We knew none of this, of course, growing up in Queens
in the 50's, in a small ethnic state of mind if not
place. This is what I knew about Pee Wee Reese: that
he was the Dodgers' captain, that he was probably
short, that he was not a Catholic. That he was a
great clutch hitter, great shortstop, and a good man,
although I was not exactly sure about the details. He
wore number 1 on the back of his Brooklyn Dodger
jersey, probably to make him seem taller, I thought.
In his time, the Dodgers won 7 Pennants and the one
great World Series, when the boys of summer struck
down the Mighty, the New York Yankees. He was, to us,
the greatest. But there was much more.
Rewind, April 1947. Members of the Dodger team, to their eternal shame, signed a petition refusing to take the field if Jackie Robinson played. Reese refused to sign it. He was the one, the leader, the man who had the power to do great good or wrong, who stood his ground, who said, simply, no. I just treated him the way I would want to be treated, he explained.
Fast Forward, April, 1947. The St.

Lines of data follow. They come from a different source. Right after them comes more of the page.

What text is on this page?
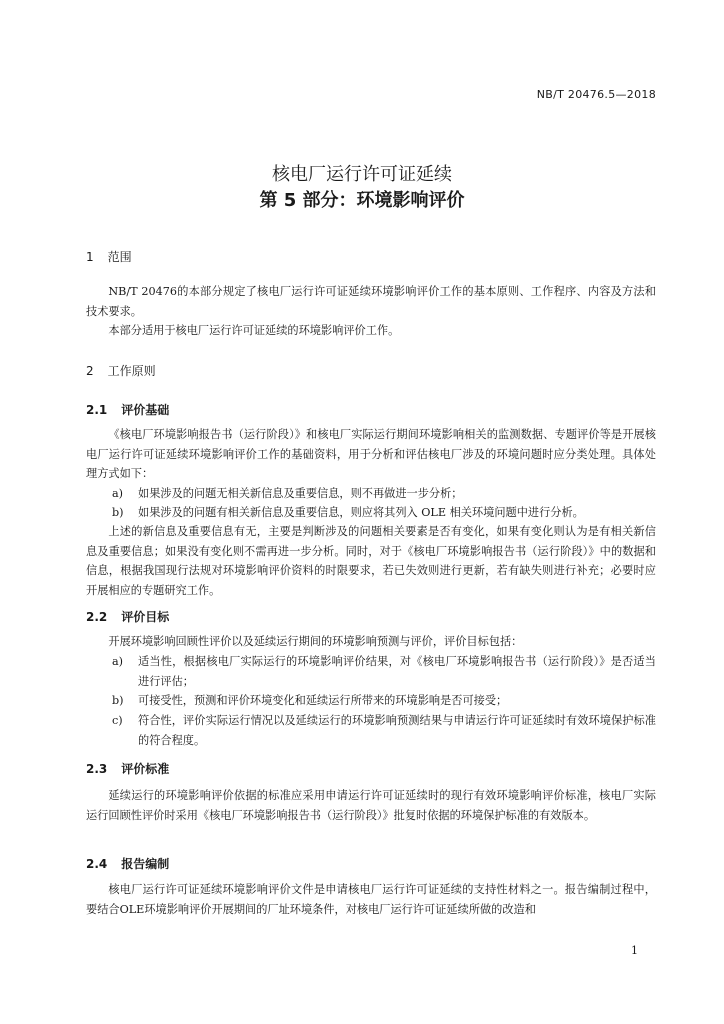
NB/T 20476.5—2018
核电厂运行许可证延续
第 5 部分：环境影响评价
1 范围

NB/T 20476的本部分规定了核电厂运行许可证延续环境影响评价工作的基本原则、工作程序、内容及方法和技术要求。

本部分适用于核电厂运行许可证延续的环境影响评价工作。

2 工作原则
2.1 评价基础

《核电厂环境影响报告书（运行阶段）》和核电厂实际运行期间环境影响相关的监测数据、专题评价等是开展核电厂运行许可证延续环境影响评价工作的基础资料，用于分析和评估核电厂涉及的环境问题时应分类处理。具体处理方式如下：

a) 如果涉及的问题无相关新信息及重要信息，则不再做进一步分析；
b) 如果涉及的问题有相关新信息及重要信息，则应将其列入 OLE 相关环境问题中进行分析。

上述的新信息及重要信息有无，主要是判断涉及的问题相关要素是否有变化，如果有变化则认为是有相关新信息及重要信息；如果没有变化则不需再进一步分析。同时，对于《核电厂环境影响报告书（运行阶段）》中的数据和信息，根据我国现行法规对环境影响评价资料的时限要求，若已失效则进行更新，若有缺失则进行补充；必要时应开展相应的专题研究工作。

2.2 评价目标

开展环境影响回顾性评价以及延续运行期间的环境影响预测与评价，评价目标包括：

a) 适当性，根据核电厂实际运行的环境影响评价结果，对《核电厂环境影响报告书（运行阶段）》是否适当进行评估；
b) 可接受性，预测和评价环境变化和延续运行所带来的环境影响是否可接受；
c) 符合性，评价实际运行情况以及延续运行的环境影响预测结果与申请运行许可证延续时有效环境保护标准的符合程度。
2.3 评价标准

延续运行的环境影响评价依据的标准应采用申请运行许可证延续时的现行有效环境影响评价标准，核电厂实际运行回顾性评价时采用《核电厂环境影响报告书（运行阶段）》批复时依据的环境保护标准的有效版本。

2.4 报告编制

核电厂运行许可证延续环境影响评价文件是申请核电厂运行许可证延续的支持性材料之一。报告编制过程中，要结合OLE环境影响评价开展期间的厂址环境条件，对核电厂运行许可证延续所做的改造和

1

Louis Cardinals are talking boycott. The Dodgers are thrown out of a segregated Philadelphia hotel. They take the field to warm up in Cincinnati. The Cincinnati manager, leading the crowd and the team, taunts Robinson with every horrible racial epithet known or unknown. Robinson, standing alone at second base, eyes down, kicking the dirt. Reese, grown up in nearby Louisville. Reese stops the practice. He walks up to Robinson. Says nothing. Just puts his arm around him. Robinson said, after that, I never felt alone on a baseball field.
At the captain's funeral, a picture of Rachel Robinson and Dorothy Reese, clasping hands. How far we have come. Yet juxtaposed with this picture, there was also this item in the newspaper: a survey, that young people would find a separate but equal society acceptable. 50% of whites, 40% of blacks. How far we have to go.
A half century after Pee Wee Reese stood with Jackie Robinson in the middle of that Cincinnati field, what has happened to us? How have we gone so very wrong that we no longer wish to be with each other? Maybe you don't think it's wrong, but I do.
Maybe I am just old fashioned now, that I think that a color irrelevant society is the best thing, the greatest thing, the most fun, interesting, successful, humanizing, blessed thing. I believe that Harold Henry Reese thought so too. He was on a navy ship in the Pacific when he learned from a short wave radio operator that the Dodgers were bringing up a black man to play his position. He was a Southern man who knew better than anyone the power of white privilege, yet, he said, "If he's man enough to take my job, I'm not going to like it, but damn it, black or white, he deserves it." Amen.
Captain Courageous. We need more like you.